When Soini was only three nights old, he tore his swaddling. As he was seen to be so strong, he was sold to Karelia to a smith named Köyrötyinen. When he was ordered to look after a child, he tore the child's eyes out, killed them with a disease and burned the cradle. He asked for a new job and was told to build a fence. He did by tying full grown spruces together with snakes and lizards. He asked for a new job and was told to herd cattle. The smith's wife gave him a bread which she had hidden a stone into. She told Soini not to eat it before the cattle is coming back home. He did, however, cut into the bread earlier, finding the stone. He was enraged and decided to enact revenge. He fed the cattle to bears, made a horn instrument out of cow bones, and led bears and wolves to the smith's home. He told the bears and wolves to rip apart the smith's wife's thigh, thus getting his revenge against her.

A Kainuu version of the story includes one more failed job: Soini was told to row with a fishnet. After doing this for three days, he grew angry and lifted up a pine tree from the ground with its roots and used it to ruin the net and the water and to push fishermen into the water.

The runic songs call him Soini-kulta ("darling Soini"), Sollu-kulta ("darling Sollu") or Solki-kulta ("darling Solki"). North Ostrobothnian songs also call him "kalkki son of Kaleva" ("kalkki Kalevan poika"), but Kainuu songs call him "the beautiful son of Kaleva" ("kaunis Kalevan poika").

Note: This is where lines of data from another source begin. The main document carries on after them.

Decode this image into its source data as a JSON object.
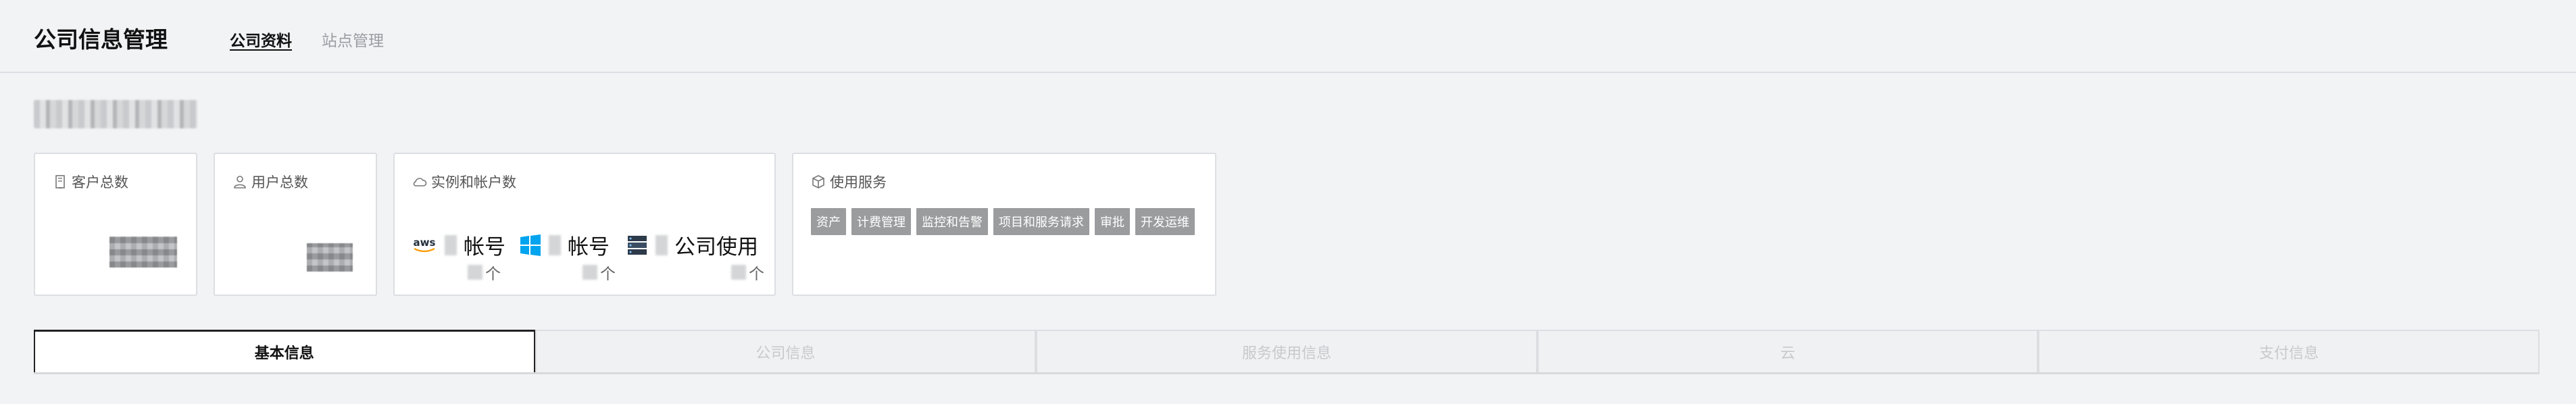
{
  "header": {
    "title": "公司信息管理",
    "nav": [
      {
        "label": "公司资料",
        "active": true
      },
      {
        "label": "站点管理",
        "active": false
      }
    ]
  },
  "cards": {
    "customers": {
      "title": "客户总数",
      "icon": "building-icon"
    },
    "users": {
      "title": "用户总数",
      "icon": "user-icon"
    },
    "instances": {
      "title": "实例和帐户数",
      "icon": "cloud-icon",
      "aws": {
        "label": "帐号",
        "logo_text": "aws",
        "unit": "个"
      },
      "azure": {
        "label": "帐号",
        "unit": "个"
      },
      "company": {
        "label": "公司使用",
        "unit": "个"
      }
    },
    "services": {
      "title": "使用服务",
      "icon": "cube-icon",
      "tags": [
        "资产",
        "计费管理",
        "监控和告警",
        "项目和服务请求",
        "审批",
        "开发运维"
      ]
    }
  },
  "tabs": [
    {
      "label": "基本信息",
      "active": true
    },
    {
      "label": "公司信息",
      "active": false
    },
    {
      "label": "服务使用信息",
      "active": false
    },
    {
      "label": "云",
      "active": false
    },
    {
      "label": "支付信息",
      "active": false
    }
  ],
  "colors": {
    "aws_orange": "#ff9900",
    "azure_blue": "#00a4ef",
    "tag_gray": "#9b9c9e"
  }
}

Later, he created swiddens in North Ostrobothnia and Kainuu with his brother, Hiisi. The two of them could do it faster than a group of 10 men. In a Kainuu runic song, he was able to cut down as much forest with one shout as normal people could after a week's work. This is how he created the meadows of Liminka. If he wanted to visit his brother, he could row the Oulujoki river upstream.

== In folklore ==
Soini is said to have lived in Liminka, North Ostrobothnia, on the spot where now lies the Church of Liminka.